According to the definition of the issuer, it covers most corporate bonds and a small number of non-financial corporate debt financing instruments. Generally speaking, compared with industrial bonds, we mainly talk about issuing them for investment purposes such as urban infrastructure. Understand the reason
The main issuer of urban investment bonds is generally local investment and financing platforms, and the issuance method is generally public corporate bonds or medium-term notes, so urban investment bonds can also be called "quasi-municipal bonds"
Advantages of urban investment bonds
City investment bonds are standardized bonds issued in Shanghai Stock Exchange, Shenzhen Stock Exchange and interbank market, which is also the standardized bond products mentioned in the last issue. Under the supervision of "non-standard bidding", it is favored by major financial institutions.
At present, almost all types of bond investment institutions accept urban investment bonds, including self-operated banks, bank wealth management, insurance, self-operated brokers, brokerage asset management, Public Offering of Fund, private equity funds, futures asset management, trust, foreign capital and so on.
Is the city investment bond safe?
The projects that urban investment bonds are used for investment are generally municipal public facilities @ Linlin projects, with relatively concentrated funds and long payback period.
The project design, approval, issuance and circulation of urban investment bonds are similar to those of corporate bonds, that is, local governments borrow from enterprises to achieve the purpose of financing municipal construction.

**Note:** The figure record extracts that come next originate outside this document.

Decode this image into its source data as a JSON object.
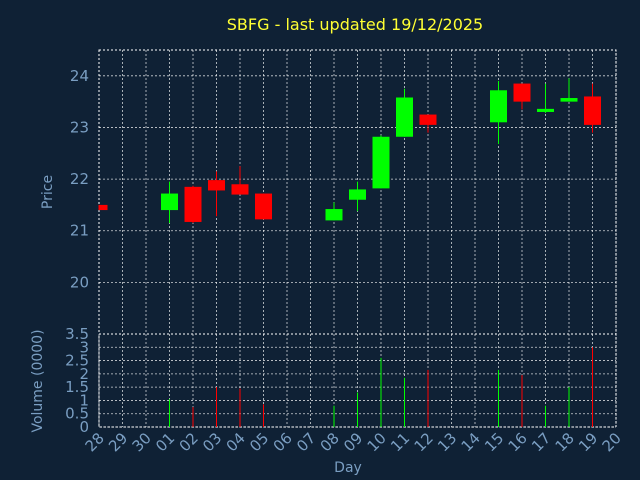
{
  "chart_data": {
    "type": "candlestick",
    "title": "SBFG - last updated 19/12/2025",
    "xlabel": "Day",
    "colors": {
      "background": "#0f2135",
      "title": "#ffff33",
      "axis_text": "#7a9ec2",
      "grid": "#ffffff",
      "up": "#00ff00",
      "down": "#ff0000"
    },
    "x_ticks": [
      "28",
      "29",
      "30",
      "01",
      "02",
      "03",
      "04",
      "05",
      "06",
      "07",
      "08",
      "09",
      "10",
      "11",
      "12",
      "13",
      "14",
      "15",
      "16",
      "17",
      "18",
      "19",
      "20"
    ],
    "price": {
      "ylabel": "Price",
      "ylim": [
        19,
        24.5
      ],
      "yticks": [
        "20",
        "21",
        "22",
        "23",
        "24"
      ],
      "candles": [
        {
          "day": "28",
          "open": 21.5,
          "high": 21.5,
          "low": 21.4,
          "close": 21.4
        },
        {
          "day": "01",
          "open": 21.4,
          "high": 21.95,
          "low": 21.15,
          "close": 21.72
        },
        {
          "day": "02",
          "open": 21.85,
          "high": 21.87,
          "low": 21.15,
          "close": 21.17
        },
        {
          "day": "03",
          "open": 21.98,
          "high": 22.15,
          "low": 21.28,
          "close": 21.78
        },
        {
          "day": "04",
          "open": 21.9,
          "high": 22.25,
          "low": 21.72,
          "close": 21.7
        },
        {
          "day": "05",
          "open": 21.72,
          "high": 21.72,
          "low": 21.22,
          "close": 21.22
        },
        {
          "day": "08",
          "open": 21.2,
          "high": 21.55,
          "low": 21.2,
          "close": 21.42
        },
        {
          "day": "09",
          "open": 21.6,
          "high": 21.95,
          "low": 21.38,
          "close": 21.8
        },
        {
          "day": "10",
          "open": 21.82,
          "high": 22.85,
          "low": 21.82,
          "close": 22.82
        },
        {
          "day": "11",
          "open": 22.82,
          "high": 23.75,
          "low": 22.82,
          "close": 23.58
        },
        {
          "day": "12",
          "open": 23.25,
          "high": 23.25,
          "low": 22.9,
          "close": 23.05
        },
        {
          "day": "15",
          "open": 23.1,
          "high": 23.9,
          "low": 22.68,
          "close": 23.72
        },
        {
          "day": "16",
          "open": 23.85,
          "high": 23.85,
          "low": 23.35,
          "close": 23.5
        },
        {
          "day": "17",
          "open": 23.3,
          "high": 23.85,
          "low": 23.28,
          "close": 23.36
        },
        {
          "day": "18",
          "open": 23.5,
          "high": 23.95,
          "low": 23.5,
          "close": 23.57
        },
        {
          "day": "19",
          "open": 23.6,
          "high": 23.85,
          "low": 22.9,
          "close": 23.05
        }
      ]
    },
    "volume": {
      "ylabel": "Volume (0000)",
      "ylim": [
        0,
        3.5
      ],
      "yticks": [
        "0",
        "0.5",
        "1",
        "1.5",
        "2",
        "2.5",
        "3",
        "3.5"
      ],
      "bars": [
        {
          "day": "01",
          "value": 1.05,
          "dir": "up"
        },
        {
          "day": "02",
          "value": 0.75,
          "dir": "down"
        },
        {
          "day": "03",
          "value": 1.5,
          "dir": "down"
        },
        {
          "day": "04",
          "value": 1.45,
          "dir": "down"
        },
        {
          "day": "05",
          "value": 0.85,
          "dir": "down"
        },
        {
          "day": "08",
          "value": 0.8,
          "dir": "up"
        },
        {
          "day": "09",
          "value": 1.3,
          "dir": "up"
        },
        {
          "day": "10",
          "value": 2.6,
          "dir": "up"
        },
        {
          "day": "11",
          "value": 1.85,
          "dir": "up"
        },
        {
          "day": "12",
          "value": 2.15,
          "dir": "down"
        },
        {
          "day": "15",
          "value": 2.15,
          "dir": "up"
        },
        {
          "day": "16",
          "value": 1.95,
          "dir": "down"
        },
        {
          "day": "17",
          "value": 0.8,
          "dir": "up"
        },
        {
          "day": "18",
          "value": 1.5,
          "dir": "up"
        },
        {
          "day": "19",
          "value": 3.0,
          "dir": "down"
        }
      ]
    }
  }
}
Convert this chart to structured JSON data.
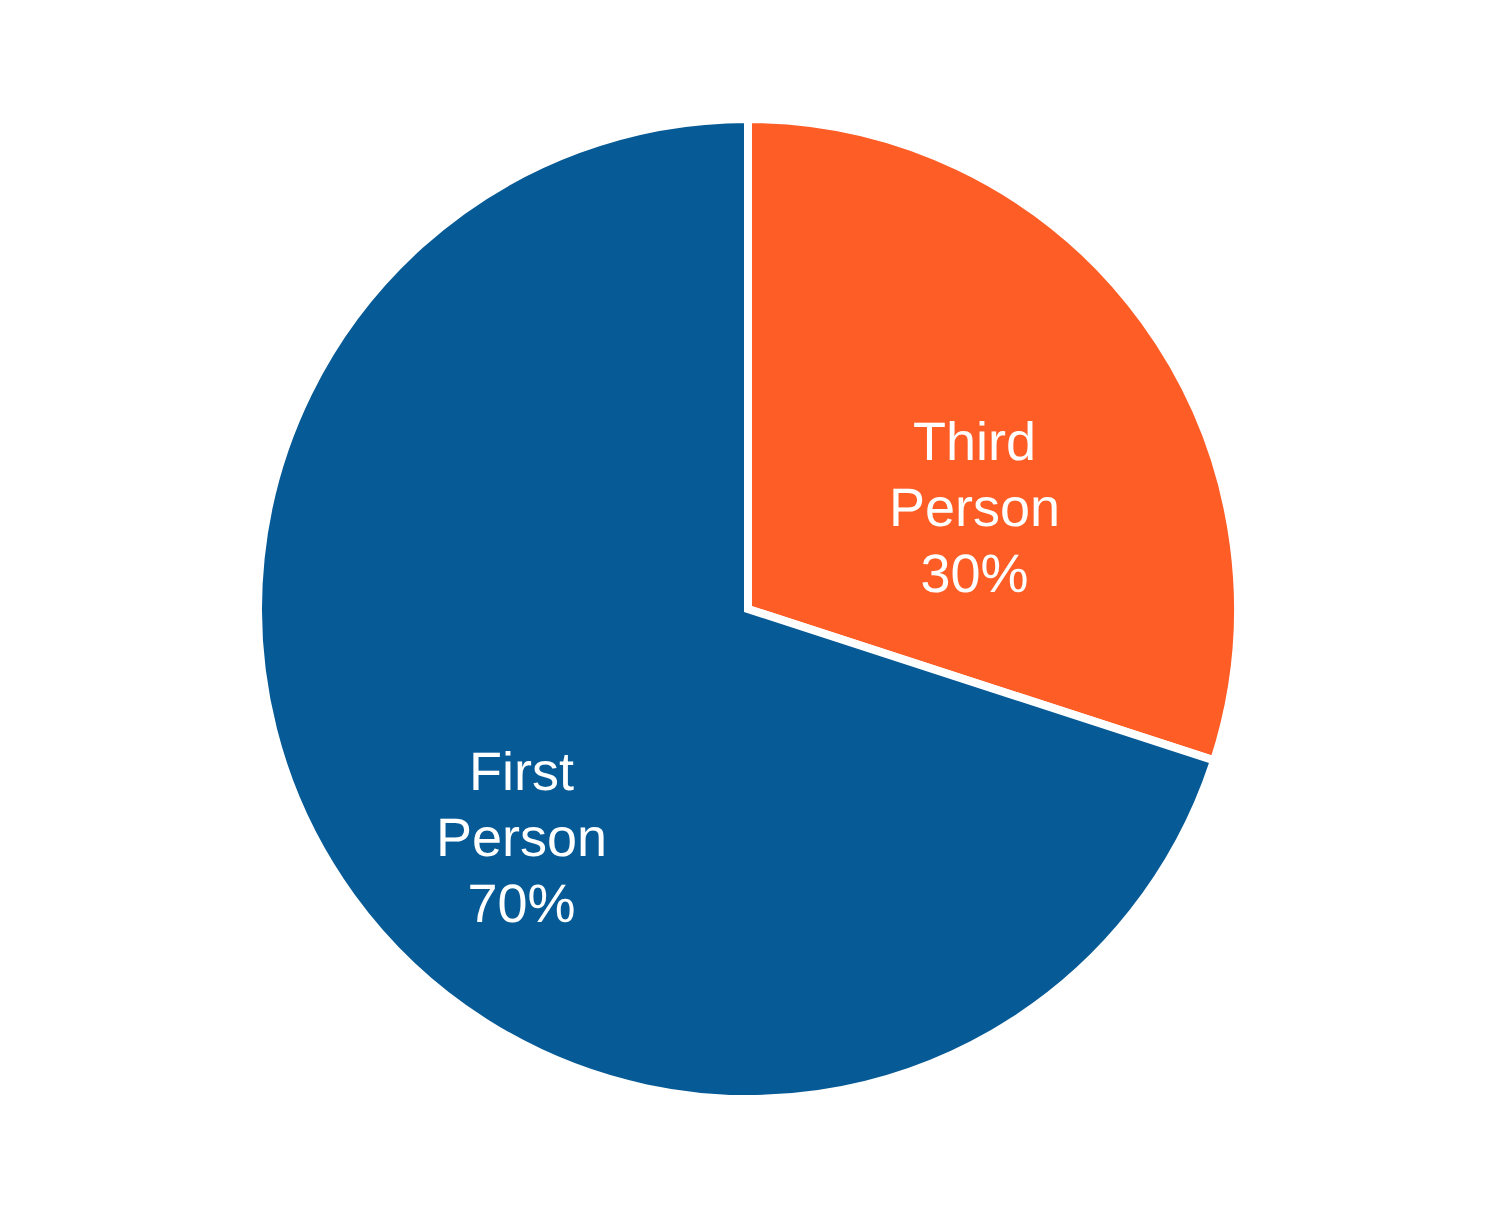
{
  "chart_data": {
    "type": "pie",
    "categories": [
      "Third Person",
      "First Person"
    ],
    "values": [
      30,
      70
    ],
    "colors": [
      "#fe5d26",
      "#065a96"
    ],
    "value_labels": [
      "30%",
      "70%"
    ],
    "legend": false
  }
}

Urban investment bonds are generally given a lot of resources by local governments in the issuance plan, and usually provide some special policies for issuers, such as providing invisible guarantees, preferential development licenses, preferential tax licenses and so on. When there is a problem in the redemption process, local governments often endorse it and repay it on their behalf.
Risk of urban investment bonds?
While local governments get a lot of loans, the debt problem has also begun to accelerate. In some places, the debt ratio far exceeds the early warning range of risk control. On the other hand, the flow of financial resources may not be reasonable enough, resulting in abnormal allocation, and a large amount of credit poured into infrastructure projects and some surplus industries. Many local financing projects are infrastructure, and their profits often depend on the future increase in land prices. This way of borrowing and financing with the future land resource income as a premium often contains great risks. Once the land price is not "speculated" as expected, local zf will face huge financing bad debts. After all, the current national policy orientation is not to speculate in real estate and stabilize housing prices.
However, the specific analysis of specific problems cannot be generalized, and there are still many high-quality urban investment bonds in the market.
Income? How to buy?
Understand the reason
Most individual customers can't buy urban investment bonds directly, and most of them are purchased by institutions, such as banks. Individuals can make indirect purchases through trusts, asset management and fund companies. The annual interest rate is around 6%-8%, and different issuers have different interest rates.
At present, there are many products of urban investment bonds on the market, which are mainly issued by trust, asset management and fund companies. Individuals can choose different institutions to subscribe according to the capital situation and expected income. Urban investment bonds belong to the category of political trust and are financing products endorsed by government credit. Relatively speaking, the security is not bad. But we must screen the products of high-quality institutions, and the products selected by high-quality institutions are relatively better. At the same time, having a good financial planner is more stable.